How do I measure the rate of arrival of events in a given time period?

The time batch window of 1 second as shown below produces an event each second with the count of the number of events in the batch.

select count(*) as cnt from MarketDataEvent.win:time_batch(1 second)

How do I measure the rate of arrival of events in a given time period per another category?

We can solve this problem by grouping the events in the window per the category. The below example uses 'feed' as the category.

select feed, count(*) as cnt from MarketDataEvent.win:time_batch(1 second) group by feed

How do I correlate events arriving in 2 or more streams?

The join of event streams looks very similar to joins in SQL. To bind data in the streams together, across streams, we identify keys to join on.

The below example specifies the 'accountNumber' field as the only join key. In this example we hold the last 30 seconds of events for each stream.

select fraud.accountNumber as accntNum, withdraw.amount as amount         
from FraudWarningEvent.win:time(30 sec) as fraud,
     WithdrawalEvent.win:time(30 sec) as withdraw
where fraud.accountNumber = withdraw.accountNumber

How do I find missing events arriving in 2 or more streams that are correlated?

As in SQL we can use outer joins to generate a result even if one or more of the correlated events are not found in a stream. Usually we want to generate the result after a certain time or after a certain number of events have been received, indicating that a correlated event is truely missing.

In this example we are looking for a withdrawal event without a login event for the same account number after 60 seconds.

We join withdrawal events with login events looking for login events that do not exist (account number is null). We want to get notified as these events leave the 60-second time window.

select withdraw.accountNumber as accntNum, withdraw.amount as amount         
from WithdrawalEvent.win:time(60 sec) as withdraw
     left outer join
     LoginEvent.win:time(60 sec) as login
on fraud.accountNumber = withdraw.accountNumber
where login.accountNumber = null

How do I keep a separate window of events per category and compute aggregates for each category's window?

I have one or more categories and for each of these categories I need to keep a separate window of events.

In the statement below we have stock tick events for which we want to compute the average price of the last 10 stock tick events per symbol. Notice we are not using the last 10 events overall, we are looking at the last 10 events per symbol.

select symbol, avg(price) as avgPrice from StockTick.std:groupby('symbol').win:length(10)

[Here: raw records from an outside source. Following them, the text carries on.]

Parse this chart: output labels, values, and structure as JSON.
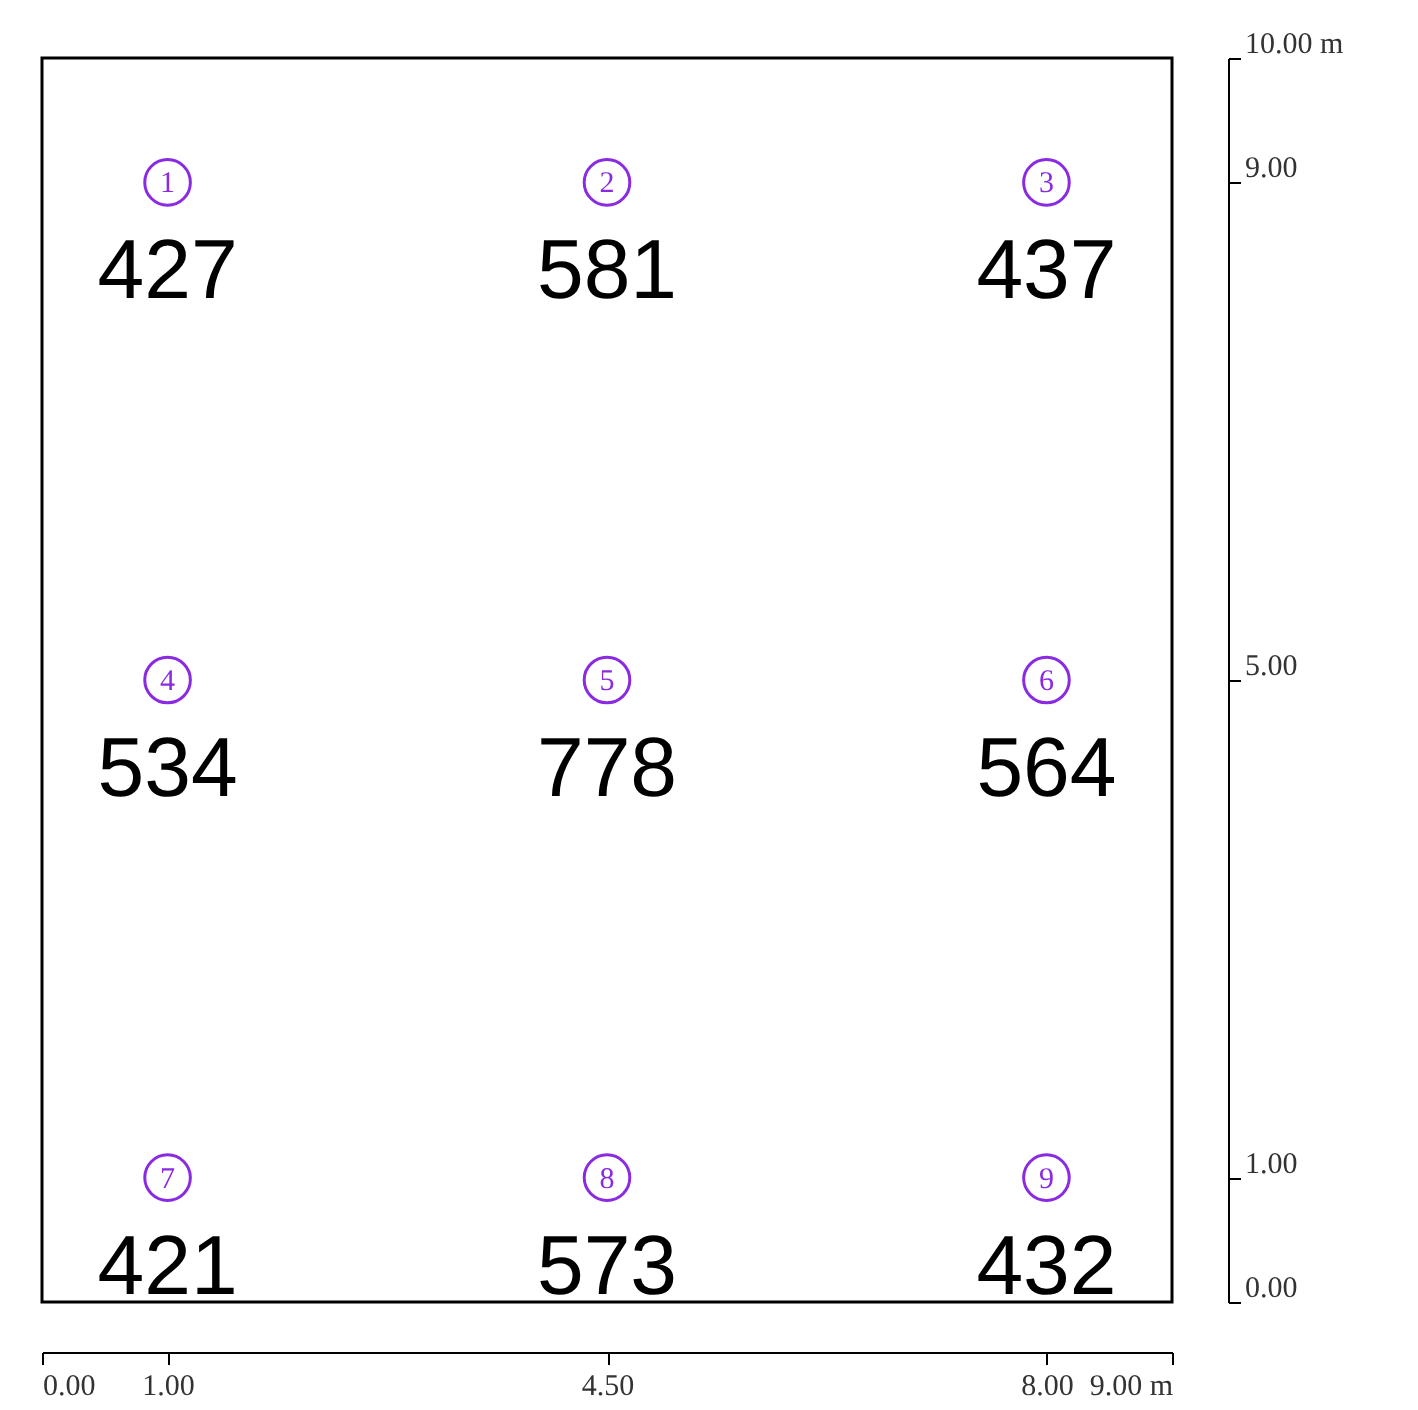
{
  "chart_data": {
    "type": "scatter",
    "x": [
      1,
      4.5,
      8,
      1,
      4.5,
      8,
      1,
      4.5,
      8
    ],
    "values": [
      9,
      9,
      9,
      5,
      5,
      5,
      1,
      1,
      1
    ],
    "color": "#8a2be2",
    "marker": "circle",
    "annotations": [
      {
        "text": "1",
        "x": 1,
        "y": 9
      },
      {
        "text": "2",
        "x": 4.5,
        "y": 9
      },
      {
        "text": "3",
        "x": 8,
        "y": 9
      },
      {
        "text": "4",
        "x": 1,
        "y": 5
      },
      {
        "text": "5",
        "x": 4.5,
        "y": 5
      },
      {
        "text": "6",
        "x": 8,
        "y": 5
      },
      {
        "text": "7",
        "x": 1,
        "y": 1
      },
      {
        "text": "8",
        "x": 4.5,
        "y": 1
      },
      {
        "text": "9",
        "x": 8,
        "y": 1
      },
      {
        "text": "427",
        "x": 1,
        "y": 9
      },
      {
        "text": "581",
        "x": 4.5,
        "y": 9
      },
      {
        "text": "437",
        "x": 8,
        "y": 9
      },
      {
        "text": "534",
        "x": 1,
        "y": 5
      },
      {
        "text": "778",
        "x": 4.5,
        "y": 5
      },
      {
        "text": "564",
        "x": 8,
        "y": 5
      },
      {
        "text": "421",
        "x": 1,
        "y": 1
      },
      {
        "text": "573",
        "x": 4.5,
        "y": 1
      },
      {
        "text": "432",
        "x": 8,
        "y": 1
      }
    ],
    "xlim": [
      0,
      9
    ],
    "xticks": [
      {
        "value": 0,
        "label": "0.00"
      },
      {
        "value": 1,
        "label": "1.00"
      },
      {
        "value": 4.5,
        "label": "4.50"
      },
      {
        "value": 8,
        "label": "8.00"
      },
      {
        "value": 9,
        "label": "9.00 m"
      }
    ],
    "ylim": [
      0,
      10
    ],
    "yticks": [
      {
        "value": 0,
        "label": "0.00"
      },
      {
        "value": 1,
        "label": "1.00"
      },
      {
        "value": 5,
        "label": "5.00"
      },
      {
        "value": 9,
        "label": "9.00"
      },
      {
        "value": 10,
        "label": "10.00 m"
      }
    ],
    "grid": false
  }
}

We can also specify multiple categories:

select symbol, location, avg(price) as avgPrice from StockTick.std:groupby({'symbol','location'}).win:length(10)

How do I use results of one statement in another statement?

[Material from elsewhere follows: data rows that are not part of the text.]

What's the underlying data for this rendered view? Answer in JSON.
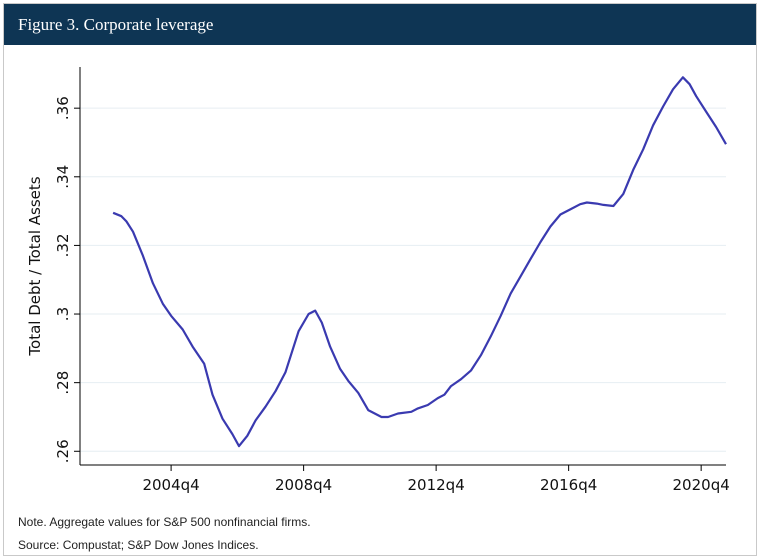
{
  "header": {
    "title": "Figure 3. Corporate leverage"
  },
  "notes": {
    "note": "Note. Aggregate values for S&P 500 nonfinancial firms.",
    "source": "Source: Compustat; S&P Dow Jones Indices."
  },
  "chart_data": {
    "type": "line",
    "ylabel": "Total Debt / Total Assets",
    "xlabel": "",
    "xlim": [
      2002.0,
      2021.5
    ],
    "ylim": [
      0.256,
      0.372
    ],
    "xticks": [
      {
        "x": 2004.75,
        "label": "2004q4"
      },
      {
        "x": 2008.75,
        "label": "2008q4"
      },
      {
        "x": 2012.75,
        "label": "2012q4"
      },
      {
        "x": 2016.75,
        "label": "2016q4"
      },
      {
        "x": 2020.75,
        "label": "2020q4"
      }
    ],
    "yticks": [
      {
        "y": 0.26,
        "label": ".26"
      },
      {
        "y": 0.28,
        "label": ".28"
      },
      {
        "y": 0.3,
        "label": ".3"
      },
      {
        "y": 0.32,
        "label": ".32"
      },
      {
        "y": 0.34,
        "label": ".34"
      },
      {
        "y": 0.36,
        "label": ".36"
      }
    ],
    "grid": "horizontal",
    "line_color": "#3a3ab0",
    "series": [
      {
        "values": [
          [
            2003.0,
            0.3295
          ],
          [
            2003.25,
            0.3285
          ],
          [
            2003.4,
            0.327
          ],
          [
            2003.6,
            0.324
          ],
          [
            2003.9,
            0.317
          ],
          [
            2004.2,
            0.309
          ],
          [
            2004.5,
            0.303
          ],
          [
            2004.75,
            0.2995
          ],
          [
            2005.1,
            0.2955
          ],
          [
            2005.4,
            0.2905
          ],
          [
            2005.75,
            0.2855
          ],
          [
            2006.0,
            0.2765
          ],
          [
            2006.3,
            0.2695
          ],
          [
            2006.6,
            0.265
          ],
          [
            2006.8,
            0.2615
          ],
          [
            2007.05,
            0.2645
          ],
          [
            2007.3,
            0.269
          ],
          [
            2007.6,
            0.273
          ],
          [
            2007.9,
            0.2775
          ],
          [
            2008.2,
            0.283
          ],
          [
            2008.6,
            0.295
          ],
          [
            2008.9,
            0.3
          ],
          [
            2009.1,
            0.301
          ],
          [
            2009.3,
            0.2975
          ],
          [
            2009.55,
            0.2905
          ],
          [
            2009.85,
            0.284
          ],
          [
            2010.1,
            0.2805
          ],
          [
            2010.4,
            0.277
          ],
          [
            2010.7,
            0.272
          ],
          [
            2011.1,
            0.27
          ],
          [
            2011.3,
            0.27
          ],
          [
            2011.6,
            0.271
          ],
          [
            2012.0,
            0.2715
          ],
          [
            2012.2,
            0.2725
          ],
          [
            2012.5,
            0.2735
          ],
          [
            2012.8,
            0.2755
          ],
          [
            2013.0,
            0.2765
          ],
          [
            2013.2,
            0.279
          ],
          [
            2013.5,
            0.281
          ],
          [
            2013.8,
            0.2835
          ],
          [
            2014.1,
            0.288
          ],
          [
            2014.4,
            0.2935
          ],
          [
            2014.7,
            0.2995
          ],
          [
            2015.0,
            0.306
          ],
          [
            2015.3,
            0.311
          ],
          [
            2015.6,
            0.316
          ],
          [
            2015.9,
            0.321
          ],
          [
            2016.2,
            0.3255
          ],
          [
            2016.5,
            0.329
          ],
          [
            2016.8,
            0.3305
          ],
          [
            2017.1,
            0.332
          ],
          [
            2017.3,
            0.3325
          ],
          [
            2017.6,
            0.3322
          ],
          [
            2017.8,
            0.3318
          ],
          [
            2018.1,
            0.3315
          ],
          [
            2018.4,
            0.335
          ],
          [
            2018.7,
            0.342
          ],
          [
            2019.0,
            0.348
          ],
          [
            2019.3,
            0.355
          ],
          [
            2019.6,
            0.3605
          ],
          [
            2019.9,
            0.3655
          ],
          [
            2020.2,
            0.369
          ],
          [
            2020.4,
            0.367
          ],
          [
            2020.6,
            0.3635
          ],
          [
            2020.9,
            0.359
          ],
          [
            2021.2,
            0.3545
          ],
          [
            2021.5,
            0.3495
          ]
        ]
      }
    ]
  }
}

Use the insert into syntax to use the events generated by one statement as input to another statement.

We can first compute the number of events arriving within 1 second, then use that number to perform additional aggregation. Here we compute for the last 30 seconds the maximum and minimum rate per feed.

insert into TicksPerSecond select feed, count(*) as cnt from MarketDataEvent.win:time_batch(1 second) group by feed
	
select feed, max(cnt) as maxCount, min(cnt) as minCount from TicksPerSecond.win:time(30 sec) group by feed

How do I reduce the rate of event output by my statement? How do I get frequent but not continuous results?

Use output rate limiting to stabilize or reduce the rate at which rows are output from a query, by outputting rows at a specified time or row-based interval.

The example below limits the otherwise continuous output to an output row every 5 seconds. The output contains the feed and average volume per feed of the last 60 seconds of market data events.

select feed, avg(volume) as cnt from MarketDataEvent.win:time(60 sec) group by feed output every 5 seconds

How do I detect the absence of an event?

Use a pattern to detect the absence of an event. The below pattern fires if an event A is not followed by an event B within 10 seconds.

select * from pattern [every EventA -> (timer:interval(10 sec) and not EventB)]

Outer joins are also a good way to detect missing events. A solution with an outer join was discussed above.